Que penser alors de Celui qui s'autoportrait (2004-2008) où il se montre nounours débonnaire. Il suffit de se souvenir que l'ours est l'animal le plus dangereux au monde. C'est aussi la proie de riches chasseurs. Le plus célèbre est Théodore Roosevelt qui, parce qu'il a épargné une mère et son petit, est à l'origine de l'emploi de l'ourson comme doudou pour les enfants. L'univers du peintre baigne dans les couleurs douces et harmonieuses de l’enfance, celle du rose bonbon, jaune-citron, bleu ciel ou vert menthe à l’eau.
En terme de coup de griffe Jean-Michel Alberola est un maître. Car cet artiste adopte aussi un discours politique, peu choquant quand il évoque le nazisme avec la couleur jaune qui dégouline sur la tête de Celui qui stratège, plus sévère avec une suggestion cannibale avec les dents sur Celui qui Pablo (il fut reproché à Picasso de s'inspirer trop largement de ses amis sans citer ses sources) et à la limite de ce qui est admis avec par exemple Celui qui fait le Gilles (ci-dessous), où on murmure qu'il a représenté Mitterand travesti en Watteau... Il faudrait aussi s'arrêter sur le tableau intitulé l'Idée de François (2004-2005) avec la citation "la pauvreté est une idée neuve en Europe", allusion probable à la phrase de Saint-Just : "le bonheur est une idée neuve en Europe" et à cette autre affirmation qui aurait voulu qu'il n'y aurait plus de SDF en 2010 en France... Ce ne sont pas les références mythologiques, bibliques, voire politiques qui manquent. La peinture utilise aussi toutes les catégories du vocabulaire pictural -abstrait, figuratif, conceptuel, géométrique, gestuel, intégrant les références à Vélasquez, Tintoret, Picabia, Manet, Watteau comme en témoignent les photographies que j'ai été autorisée à faire.

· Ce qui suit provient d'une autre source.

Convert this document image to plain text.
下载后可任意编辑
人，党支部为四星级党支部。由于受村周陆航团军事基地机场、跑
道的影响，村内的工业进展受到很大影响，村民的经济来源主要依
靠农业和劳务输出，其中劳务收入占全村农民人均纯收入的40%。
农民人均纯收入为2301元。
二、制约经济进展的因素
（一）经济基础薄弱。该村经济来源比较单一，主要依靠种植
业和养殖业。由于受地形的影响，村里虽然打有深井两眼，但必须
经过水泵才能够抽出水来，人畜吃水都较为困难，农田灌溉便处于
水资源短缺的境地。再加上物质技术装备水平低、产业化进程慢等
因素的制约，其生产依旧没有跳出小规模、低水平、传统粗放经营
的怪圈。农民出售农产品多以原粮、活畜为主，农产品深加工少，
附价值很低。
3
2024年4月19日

Jean-Michel Alberola peut avoir recours à des formats originaux pour signifier un autre point de vue sur des personnages célèbres. Ainsi, Celui qui Lénine (2002-2003), et ces autres sur Errico Malatesta, l'anarchiste communiste italien.
Avec un peu d'attention on discerne deux mains, paumes ouvertes, devant un visage qui pourrait être celui d'un clown ... ou de l'ours de l'auto-portrait ... ou du peintre lui-même, impuissant face à l'Histoire.
Attardons-nous aussi sur ces installations, technique mixte, enfermées dans une boite, qu'il nomme "Protégée" en hommage à deux "éléphants" de l'art contemporain que sont Marcel Duchamp avec un morceau de couronne des Rois, à Salvador Dali avec un escargot emballé dans du papier doré (le peintre affirmait dans une publicité pour des chocolats : je suis fou du chocolat Lanvin, en prononçant "f" le "v" de la marque, ce qui lui rapporta une considérable somme d'argent).
Comment ne pas penser aux "vanités" qui renvoient à la mort ?
Depuis 1981, l’artiste s'est fait un nom dans la «figuration libre» (expression que l'on doit à Ben pour désigner une remise en cause des avant-gardes par des peintres italiens et français des années quatre-vingt) parmi les artistes dits «cultivés», comme Gérard Garouste, pour sa pratique de la citation. De tous les artistes d’aujourd’hui, il serait celui qui associe le plus étroitement peinture et écriture. Rien d'étonnant à ce qu'il expose aussi deux abécédaires, dont l'un est encore en cours de fabrication depuis 2004.

La question du pouvoir demeure centrale. Jean-Michel Alberola la répète sur une des pages (1991) de la vitrine centrale.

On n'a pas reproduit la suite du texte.